I finished reading “Patterns of Software” by Richard P. Gabriel. In my last post, I wrote a short review of it but I had only read part of the book. I wasn’t planning on writing any more but I came across this quote which I found interesting:

I started in 1955 in the first grade, spent six years at Merrimac Elementary School, six years at Pentucket Regional High School (including seventh and eighth grades), five years at Northeastern University, one year at MIT, two years at the University of Illinois, and five years at Stanford, and when I finished it was 1981, I had been married and was on the way to divorce; and I had a two-year-old son. […] I started a young boy and ended near middle age. When I was but a few years into this trek, they told me that I was part of the future and whatever I needed to be a productive member of society was the most important thing of all. And when I finished about to realize that all-important productivity, my son’s future became most important and I was secondary. When was my time? I’d spent 25 years preparing, only to turn to prepare the next generation. No one told me that what I was preparing to do was to prepare someone else.

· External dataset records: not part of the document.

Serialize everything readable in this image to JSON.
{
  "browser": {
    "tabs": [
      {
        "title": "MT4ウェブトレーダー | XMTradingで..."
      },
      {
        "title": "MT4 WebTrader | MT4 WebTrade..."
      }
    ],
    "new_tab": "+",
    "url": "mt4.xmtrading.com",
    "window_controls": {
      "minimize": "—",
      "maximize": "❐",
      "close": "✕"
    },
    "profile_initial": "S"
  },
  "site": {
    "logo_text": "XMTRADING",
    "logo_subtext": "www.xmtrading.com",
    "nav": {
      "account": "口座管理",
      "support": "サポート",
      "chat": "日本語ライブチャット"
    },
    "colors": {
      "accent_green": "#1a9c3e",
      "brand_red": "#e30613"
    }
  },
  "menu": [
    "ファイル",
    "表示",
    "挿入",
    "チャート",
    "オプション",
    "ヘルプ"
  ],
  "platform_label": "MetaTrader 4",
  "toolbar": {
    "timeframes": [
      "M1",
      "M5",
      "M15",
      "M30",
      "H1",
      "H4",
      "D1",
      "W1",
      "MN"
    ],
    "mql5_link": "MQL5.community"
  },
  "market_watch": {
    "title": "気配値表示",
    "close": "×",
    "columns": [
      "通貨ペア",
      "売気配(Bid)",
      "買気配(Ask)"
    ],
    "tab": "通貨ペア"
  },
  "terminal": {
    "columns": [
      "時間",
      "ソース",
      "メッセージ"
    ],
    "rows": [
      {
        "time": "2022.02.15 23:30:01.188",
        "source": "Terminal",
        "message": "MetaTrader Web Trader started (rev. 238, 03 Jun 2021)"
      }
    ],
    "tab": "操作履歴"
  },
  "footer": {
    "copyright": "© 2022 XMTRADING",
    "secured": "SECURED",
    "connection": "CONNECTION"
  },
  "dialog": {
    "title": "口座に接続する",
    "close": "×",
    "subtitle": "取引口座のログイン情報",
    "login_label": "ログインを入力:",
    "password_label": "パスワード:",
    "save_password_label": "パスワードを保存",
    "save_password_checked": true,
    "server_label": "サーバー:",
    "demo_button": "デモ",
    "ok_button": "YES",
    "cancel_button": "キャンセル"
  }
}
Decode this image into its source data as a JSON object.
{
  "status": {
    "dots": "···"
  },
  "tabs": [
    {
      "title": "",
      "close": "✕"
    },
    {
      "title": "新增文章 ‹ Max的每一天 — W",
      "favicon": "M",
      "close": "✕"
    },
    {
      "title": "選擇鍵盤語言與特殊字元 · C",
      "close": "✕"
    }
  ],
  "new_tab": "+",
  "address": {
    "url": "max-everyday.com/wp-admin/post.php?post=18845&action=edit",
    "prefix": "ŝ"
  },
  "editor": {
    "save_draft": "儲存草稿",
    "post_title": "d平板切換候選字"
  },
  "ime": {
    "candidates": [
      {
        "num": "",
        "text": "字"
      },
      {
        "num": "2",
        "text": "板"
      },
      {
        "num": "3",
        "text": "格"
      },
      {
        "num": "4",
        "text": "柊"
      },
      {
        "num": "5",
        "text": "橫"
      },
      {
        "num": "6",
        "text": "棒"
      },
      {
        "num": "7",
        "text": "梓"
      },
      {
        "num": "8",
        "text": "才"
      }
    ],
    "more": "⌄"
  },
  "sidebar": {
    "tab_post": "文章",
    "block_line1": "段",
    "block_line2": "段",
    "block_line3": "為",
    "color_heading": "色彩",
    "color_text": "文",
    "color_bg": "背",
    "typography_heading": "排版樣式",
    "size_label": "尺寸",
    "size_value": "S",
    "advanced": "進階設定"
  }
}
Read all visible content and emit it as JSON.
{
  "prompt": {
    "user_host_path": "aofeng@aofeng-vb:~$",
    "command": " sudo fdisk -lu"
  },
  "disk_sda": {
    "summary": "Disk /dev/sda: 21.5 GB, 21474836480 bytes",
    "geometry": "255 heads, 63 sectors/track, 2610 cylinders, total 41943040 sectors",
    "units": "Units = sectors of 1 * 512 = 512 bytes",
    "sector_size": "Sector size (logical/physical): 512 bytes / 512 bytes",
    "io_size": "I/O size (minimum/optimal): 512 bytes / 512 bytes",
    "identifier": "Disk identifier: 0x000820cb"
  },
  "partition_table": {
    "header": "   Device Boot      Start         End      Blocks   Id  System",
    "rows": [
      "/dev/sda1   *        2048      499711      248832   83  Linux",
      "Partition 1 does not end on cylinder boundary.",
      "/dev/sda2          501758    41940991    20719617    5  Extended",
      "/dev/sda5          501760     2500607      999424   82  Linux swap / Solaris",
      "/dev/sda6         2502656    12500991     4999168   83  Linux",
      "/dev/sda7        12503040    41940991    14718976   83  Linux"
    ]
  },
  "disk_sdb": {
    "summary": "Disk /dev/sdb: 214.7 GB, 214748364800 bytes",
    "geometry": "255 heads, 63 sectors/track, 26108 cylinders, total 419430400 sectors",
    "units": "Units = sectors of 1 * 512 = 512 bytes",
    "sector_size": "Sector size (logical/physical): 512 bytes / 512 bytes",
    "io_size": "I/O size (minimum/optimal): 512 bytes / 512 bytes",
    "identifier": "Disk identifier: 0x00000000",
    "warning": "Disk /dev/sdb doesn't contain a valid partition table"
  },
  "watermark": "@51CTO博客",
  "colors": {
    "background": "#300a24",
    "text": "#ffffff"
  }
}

Even though I waited until I was into my thirties to have kids, this story struck home. I also spent the first 25 years of my life preparing to be self-sufficient. Then I worked a couple of years to put a down payment on a house. Then, rather than being important and changing the world, I had kids and then they became the most important thing. The point of my life then became to prepare my kids for the real world.

In some ways it is sad–when you become a parent it can feel like you don’t have much time to shine for yourself. On the other hand, it’s not like most of the software we write lives for very long. Most software just lives a couple of years before it is forgotten.